Книга Жест Евы - Анри Труайя
Шрифт:
Интервал:
Закладка:
– Я и не подумала об этом.
– Запомнила хотя бы номер такси?
– Нет.
Виктор недовольно прищелкнул языком:
– Жаль, надо поговорить с Симоном. Он что-нибудь посоветует.
Симон, их племянник, служил в полиции. В тот же вечер Виктор пригласил его, чтобы выложить новость. Втроем они устроились в задней комнатке за бутылкой малаги, и у них была еще бутылка старого рома. Симон пил ром, семья Этерп – малагу. Выслушав рассказ дяди, полицейский агент, отличавшийся декартовым складом ума, уединился в медитации. Прошло немало времени, прежде чем он заявил, кивая головой, что случай, конечно же, – не из простых, но если ему не изменяет память, ни одной статьей закона покупка множества похоронных венков одним лицом не запрещается. Такой поступок не подпадает под определение «преступный», а посему дело возбудить невозможно. К тому же – непонятно, против кого.
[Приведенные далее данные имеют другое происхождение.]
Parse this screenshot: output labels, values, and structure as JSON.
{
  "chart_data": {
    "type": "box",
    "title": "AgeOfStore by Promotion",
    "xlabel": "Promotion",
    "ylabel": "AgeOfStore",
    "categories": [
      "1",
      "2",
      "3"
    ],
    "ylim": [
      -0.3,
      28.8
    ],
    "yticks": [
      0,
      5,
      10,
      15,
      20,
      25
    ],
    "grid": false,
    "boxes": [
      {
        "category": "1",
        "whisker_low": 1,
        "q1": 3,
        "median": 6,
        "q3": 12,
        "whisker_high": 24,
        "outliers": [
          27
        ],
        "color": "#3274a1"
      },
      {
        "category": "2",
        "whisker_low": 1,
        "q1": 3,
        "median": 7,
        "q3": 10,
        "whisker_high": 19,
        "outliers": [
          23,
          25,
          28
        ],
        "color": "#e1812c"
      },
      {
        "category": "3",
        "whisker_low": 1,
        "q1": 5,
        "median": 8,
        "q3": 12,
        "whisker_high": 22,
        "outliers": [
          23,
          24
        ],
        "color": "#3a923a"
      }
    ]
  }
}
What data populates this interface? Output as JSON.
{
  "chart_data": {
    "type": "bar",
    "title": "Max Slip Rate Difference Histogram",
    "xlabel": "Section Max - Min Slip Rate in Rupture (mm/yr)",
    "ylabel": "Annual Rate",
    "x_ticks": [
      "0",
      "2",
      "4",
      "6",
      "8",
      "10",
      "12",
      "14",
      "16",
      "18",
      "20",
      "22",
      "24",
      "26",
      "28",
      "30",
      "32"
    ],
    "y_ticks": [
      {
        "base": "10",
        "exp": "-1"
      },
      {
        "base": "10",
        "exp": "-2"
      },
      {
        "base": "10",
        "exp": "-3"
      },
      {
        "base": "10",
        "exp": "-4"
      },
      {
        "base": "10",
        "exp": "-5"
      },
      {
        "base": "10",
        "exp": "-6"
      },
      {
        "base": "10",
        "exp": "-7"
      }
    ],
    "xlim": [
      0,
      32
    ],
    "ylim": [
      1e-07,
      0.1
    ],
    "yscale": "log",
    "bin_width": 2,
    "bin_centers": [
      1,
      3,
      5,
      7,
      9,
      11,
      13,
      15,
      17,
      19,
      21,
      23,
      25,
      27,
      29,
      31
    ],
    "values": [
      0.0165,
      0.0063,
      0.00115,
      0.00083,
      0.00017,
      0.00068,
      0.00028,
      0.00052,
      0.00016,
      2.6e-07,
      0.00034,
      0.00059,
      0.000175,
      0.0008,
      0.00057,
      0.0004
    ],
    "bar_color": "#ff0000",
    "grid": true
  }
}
– Но мы-то, мы же знаем, что этот помешанный купил наши венки ровно под коллективную экзекуцию, – воскликнула мадам Этерп.
– Мы сможем его арестовать только после преступления, совершенного и засвидетельствованного, – ответил Симон с многозначительным вздохом. – Только так.
Несчастная тетушка пробовала урезонить племянника, мол, теперь из-за пассивности властей под угрозой дюжина человеческих жизней, но Симон, укрывшись за уложениями закона, опорожнил бутылку, вытер усы и пожелал супругам Этерп приятного отдыха, похвалив качество их рома.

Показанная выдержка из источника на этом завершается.